Unser Kurs zumindest, ist für heute Südwest. Eine Stunde nach dem Start haben wir die ersten 6 Seemeilen hinter uns. Windstärke und Richtung lassen uns jetzt die Segel setzen. Unsere heutige Etappe beträgt 32 Seemeilen (rund 59 km). Wir haben den gesamten Tag wolkenfreien Himmel. Bei 3 Beaufort Wind und guten 20 °C ist es ausnahmsweise sogar während des Segels T-Shirt-Wetter. Am Ende werden wir zwei Drittel dieser Strecke gesegelt sein.
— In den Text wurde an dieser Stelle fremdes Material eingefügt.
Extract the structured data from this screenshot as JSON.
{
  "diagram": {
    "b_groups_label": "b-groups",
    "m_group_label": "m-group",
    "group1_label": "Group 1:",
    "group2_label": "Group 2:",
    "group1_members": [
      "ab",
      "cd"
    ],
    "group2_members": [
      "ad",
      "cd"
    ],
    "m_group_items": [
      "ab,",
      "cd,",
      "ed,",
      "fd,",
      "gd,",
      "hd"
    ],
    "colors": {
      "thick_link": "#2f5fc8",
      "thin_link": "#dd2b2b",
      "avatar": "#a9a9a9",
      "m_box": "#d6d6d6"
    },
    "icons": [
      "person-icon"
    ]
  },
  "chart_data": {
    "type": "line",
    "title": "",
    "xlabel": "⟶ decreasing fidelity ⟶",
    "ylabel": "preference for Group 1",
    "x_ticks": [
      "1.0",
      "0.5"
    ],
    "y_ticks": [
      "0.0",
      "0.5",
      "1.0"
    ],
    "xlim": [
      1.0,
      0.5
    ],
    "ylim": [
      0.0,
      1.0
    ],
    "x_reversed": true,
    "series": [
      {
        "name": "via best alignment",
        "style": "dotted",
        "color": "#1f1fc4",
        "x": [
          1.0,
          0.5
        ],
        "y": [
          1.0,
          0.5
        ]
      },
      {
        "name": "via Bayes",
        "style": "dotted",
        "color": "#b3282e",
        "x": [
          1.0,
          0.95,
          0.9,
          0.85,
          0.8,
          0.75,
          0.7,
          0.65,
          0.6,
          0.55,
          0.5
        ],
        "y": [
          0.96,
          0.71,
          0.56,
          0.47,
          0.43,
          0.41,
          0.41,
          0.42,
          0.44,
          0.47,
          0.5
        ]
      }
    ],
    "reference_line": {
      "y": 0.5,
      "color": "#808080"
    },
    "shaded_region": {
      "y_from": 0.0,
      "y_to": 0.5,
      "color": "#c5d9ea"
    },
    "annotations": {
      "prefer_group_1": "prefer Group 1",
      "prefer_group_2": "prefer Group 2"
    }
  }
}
Unterwegs sind uns schon allerhand Kuriositäten auf dem Wasser begegnet. So auch heute. Zunächst hatten Katrin und ich uns gewundert, warum der Segler so dicht an einem Felsen vorbeifuhr. Gleichzeitig fragten wir uns, warum dieser Felsen nicht in unserer Seekarte eingezeichnet war. Da wird man schon etwas unruhig. Eine halbe Minute und hundert Meter später löste sich die ganze Sache dann in Wohlgefallen auf. Der vermeintliche Felsen war ein Schwimmsteg und dieser befand sich im Schlepp des Segelbootes. Da fallen einem gleich die unterschiedlichsten Geschichten zur Entstehung ein. Wie auch immer es war - es bleibt kurios.





Unser heutiges Ziel ist der Hafen Verkan (FIN). Schön und ruhig gelegen, zumindest in der Nachsaison. Aufgrund der vielen Mooringbojen kann man sich aber vorstellen, was hier vermutlich in der Hochsaison los ist.
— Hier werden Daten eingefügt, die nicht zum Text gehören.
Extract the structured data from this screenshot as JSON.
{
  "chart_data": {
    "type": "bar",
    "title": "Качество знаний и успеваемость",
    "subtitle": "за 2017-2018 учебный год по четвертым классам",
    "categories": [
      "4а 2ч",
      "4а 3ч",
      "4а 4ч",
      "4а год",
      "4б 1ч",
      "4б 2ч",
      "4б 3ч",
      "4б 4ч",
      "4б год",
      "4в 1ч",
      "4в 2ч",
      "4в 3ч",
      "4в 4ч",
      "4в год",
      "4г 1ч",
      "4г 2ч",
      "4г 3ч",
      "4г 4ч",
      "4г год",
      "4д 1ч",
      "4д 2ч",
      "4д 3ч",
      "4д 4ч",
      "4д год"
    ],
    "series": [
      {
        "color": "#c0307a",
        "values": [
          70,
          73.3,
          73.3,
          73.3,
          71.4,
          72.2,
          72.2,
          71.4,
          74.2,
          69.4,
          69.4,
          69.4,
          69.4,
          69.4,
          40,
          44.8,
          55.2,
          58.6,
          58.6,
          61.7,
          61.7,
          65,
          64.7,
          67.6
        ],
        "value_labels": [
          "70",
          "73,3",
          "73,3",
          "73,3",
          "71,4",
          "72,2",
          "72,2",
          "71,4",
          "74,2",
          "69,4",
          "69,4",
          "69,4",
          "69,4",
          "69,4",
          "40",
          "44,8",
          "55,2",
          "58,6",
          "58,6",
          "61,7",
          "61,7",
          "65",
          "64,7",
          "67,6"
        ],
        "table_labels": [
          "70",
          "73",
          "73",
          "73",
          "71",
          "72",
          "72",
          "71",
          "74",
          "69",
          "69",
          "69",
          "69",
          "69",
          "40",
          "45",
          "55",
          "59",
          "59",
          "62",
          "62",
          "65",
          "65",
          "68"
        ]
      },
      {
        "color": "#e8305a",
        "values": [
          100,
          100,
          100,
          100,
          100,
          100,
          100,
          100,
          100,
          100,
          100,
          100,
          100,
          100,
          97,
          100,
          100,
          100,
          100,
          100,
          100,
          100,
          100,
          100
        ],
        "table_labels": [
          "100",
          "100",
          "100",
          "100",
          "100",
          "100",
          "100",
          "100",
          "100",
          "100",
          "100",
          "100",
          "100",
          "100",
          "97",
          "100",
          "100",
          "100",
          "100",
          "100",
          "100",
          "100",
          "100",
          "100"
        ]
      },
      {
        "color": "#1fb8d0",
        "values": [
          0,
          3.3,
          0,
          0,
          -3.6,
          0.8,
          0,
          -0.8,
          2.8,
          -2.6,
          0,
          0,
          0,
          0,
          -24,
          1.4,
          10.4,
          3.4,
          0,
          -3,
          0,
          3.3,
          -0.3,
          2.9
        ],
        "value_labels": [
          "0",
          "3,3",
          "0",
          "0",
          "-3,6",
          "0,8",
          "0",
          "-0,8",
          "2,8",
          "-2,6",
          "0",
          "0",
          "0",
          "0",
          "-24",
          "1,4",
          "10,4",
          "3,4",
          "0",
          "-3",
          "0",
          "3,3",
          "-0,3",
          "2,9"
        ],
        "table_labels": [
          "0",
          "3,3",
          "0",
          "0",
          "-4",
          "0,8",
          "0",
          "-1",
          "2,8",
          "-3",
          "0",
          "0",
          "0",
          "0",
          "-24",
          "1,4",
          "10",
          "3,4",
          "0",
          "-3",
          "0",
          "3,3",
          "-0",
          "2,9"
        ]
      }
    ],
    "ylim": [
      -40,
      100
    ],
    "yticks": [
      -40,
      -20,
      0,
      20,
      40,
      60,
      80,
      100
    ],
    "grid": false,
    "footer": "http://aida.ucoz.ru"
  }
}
Was für eine Begrüßung für Menschen mit Schlangenphobie (Katrin). Diese Ringelnatter schwamm kurz nach dem Anlgen an unserem Boot vorbei. Für Katrin definitiv keine Einladung, hier baden zu gehen.


Die Hafengebühr von 20,- Euro entrichten wir im Restaurant, wo uns eine charmante Bedienung in alle Örtlichkeiten einweist. Alles ist nett eingerichtet und der Duft nach Gebratenem steigt uns in die Nase. Da läuft uns das Wasser im Munde zusammen. Doch wir haben heute anders disponiert und gehen nach einer kurzen Erkundungsrunde zurück an Bord.


Donnerstag, 29. August

Weil uns die Wetterentwicklung ein wenig im Nacken sitzt, haben wir für heute einen größeren Schlag (längeren Törn) geplant. Um 9:oo haben wir daher schon die erste Meile hinter uns und sichten einen kreisenden Adler.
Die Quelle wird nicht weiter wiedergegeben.